Luigi Sacco: quando a Varese si fece la storia della medicina

di Fausto Bonoldi

Il 26 dicembre 1836 si spegneva a Milano Luigi Sacco, uno dei più grandi medici italiani tra Sette e Ottocento e senza dubbio uno dei varesini più illustri di sempre.

Nato a Varese il 9 marzo 1769, in via Sacco — una coincidenza che sembra già presagire il legame profondo con la sua città — Sacco avrebbe lasciato un’impronta indelebile nella storia della medicina europea come pioniere della vaccinazione antivaiolosa.

Figlio di Carlo Giuseppe Sacco e di Maddalena Guaita, si formò all’Università di Pavia, dove nel 1792 conseguì la laurea in Medicina e Chirurgia. Fu allievo di giganti della scienza come Lazzaro Spallanzani, Antonio Scarpa e Pietro Frank, in un ambiente accademico tra i più avanzati dell’epoca. Iniziň la sua carriera a Milano, ma fu lo studio delle devastanti epidemie di vaiolo — una delle principali cause di morte del tempo — a orientare definitivamente la sua vocazione.

Nel 1798, sulla scia delle ricerche di Edward Jenner, Sacco si dedicò allo studio della vaccinazione antivaiolosa. Fu però a Varese che avvenne il passaggio decisivo: qui il giovane medico sperimentò per la prima volta in Italia l’inoculazione del vaiolo vaccino su esseri umani. Per convincere cinque bambini a sottoporsi alla prova, Sacco non esitò a dare l’esempio, auto-vaccinandosi. L’esperimento ebbe pieno successo.

Tra il settembre 1800 e l’aprile 1801, Sacco effettuò oltre trecento innesti vaccinali a Varese, giungendo a una scoperta fondamentale: il vaiolo non era contagioso per contatto, ma si trasmetteva esclusivamente tramite inoculazione. Da qui prese avvio quella che può essere definita una vera “marcia trionfale” nella lotta contro una delle malattie più temute della storia.

Nominato direttore della vaccinazione dal governo della Repubblica Cisalpina, Sacco operò in numerose città dell’Italia settentrionale — Parma, Reggio Emilia, Modena e Bologna — riuscendo a contenere gravi epidemie. I risultati ottenuti gli valsero medaglie d’oro e riconoscimenti ufficiali, tra cui quelli delle città di Bologna e Brescia.
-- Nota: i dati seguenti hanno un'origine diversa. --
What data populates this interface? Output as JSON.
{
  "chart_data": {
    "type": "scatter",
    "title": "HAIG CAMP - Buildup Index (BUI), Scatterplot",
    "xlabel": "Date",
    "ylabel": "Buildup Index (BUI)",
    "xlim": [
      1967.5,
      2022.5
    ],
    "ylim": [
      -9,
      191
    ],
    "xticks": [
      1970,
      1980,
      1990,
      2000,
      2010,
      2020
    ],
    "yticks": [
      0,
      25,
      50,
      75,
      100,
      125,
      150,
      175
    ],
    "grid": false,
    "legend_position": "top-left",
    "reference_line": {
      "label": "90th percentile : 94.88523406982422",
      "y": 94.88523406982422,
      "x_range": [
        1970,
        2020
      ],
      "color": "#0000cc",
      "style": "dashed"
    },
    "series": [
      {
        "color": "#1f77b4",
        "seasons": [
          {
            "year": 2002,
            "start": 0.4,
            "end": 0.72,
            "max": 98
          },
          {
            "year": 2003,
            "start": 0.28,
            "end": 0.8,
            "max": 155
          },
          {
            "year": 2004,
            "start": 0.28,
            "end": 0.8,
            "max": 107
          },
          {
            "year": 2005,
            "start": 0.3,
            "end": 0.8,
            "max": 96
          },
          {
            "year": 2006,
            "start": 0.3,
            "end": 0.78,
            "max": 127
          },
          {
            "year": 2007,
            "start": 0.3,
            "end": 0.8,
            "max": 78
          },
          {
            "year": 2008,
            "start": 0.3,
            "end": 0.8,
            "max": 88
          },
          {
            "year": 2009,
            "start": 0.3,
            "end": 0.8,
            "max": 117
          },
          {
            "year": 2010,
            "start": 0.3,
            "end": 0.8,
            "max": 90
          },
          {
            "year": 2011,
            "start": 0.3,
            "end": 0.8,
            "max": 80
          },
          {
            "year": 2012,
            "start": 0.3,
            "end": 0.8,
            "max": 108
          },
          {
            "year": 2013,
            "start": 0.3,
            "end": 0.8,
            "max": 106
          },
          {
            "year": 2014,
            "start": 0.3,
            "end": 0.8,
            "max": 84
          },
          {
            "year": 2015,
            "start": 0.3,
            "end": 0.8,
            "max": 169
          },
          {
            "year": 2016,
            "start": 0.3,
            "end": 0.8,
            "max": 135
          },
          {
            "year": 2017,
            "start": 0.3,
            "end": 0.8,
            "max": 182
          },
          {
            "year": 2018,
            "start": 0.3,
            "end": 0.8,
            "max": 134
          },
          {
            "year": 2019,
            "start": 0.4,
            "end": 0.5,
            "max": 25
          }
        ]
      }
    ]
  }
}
La sua nomina a primario e direttore generale dell’Ospedale Maggiore di Milano fu il naturale approdo di una carriera straordinaria.

Nel 1809 pubblicò il Trattato di vaccinazione, tradotto e adottato in numerosi Paesi, confermando la sua fama internazionale. Ma Sacco non fu solo medico e igienista: coltivò interessi per l’economia, l’industria e l’agricoltura, dedicandosi negli ultimi anni della vita al giardinaggio, in particolare a una celebre collezione di migliaia di camelie.

Morì improvvisamente per un attacco cardiaco il 26 dicembre 1836, a 67 anni, nella sua abitazione milanese di corso Monforte. Fu sepolto nel cimitero di San Gregorio, fuori Porta Venezia, poi chiuso nel 1883; la sua tomba è andata dispersa. Un’ulteriore beffa della storia, se si considera che nella stessa casa di via Sacco in cui nacque, nel 1873 venne alla luce un altro grande medico varesino, Eugenio Medea.

L’edificio, nonostante il suo valore simbolico e storico, fu demolito negli anni Sessanta per far posto alla sede della Banca d’Italia, oggi non più utilizzata. Resta però il nome di Luigi Sacco: inciso nelle strade di Varese, in uno dei più importanti ospedali di Milano e, soprattutto, nella memoria della medicina moderna.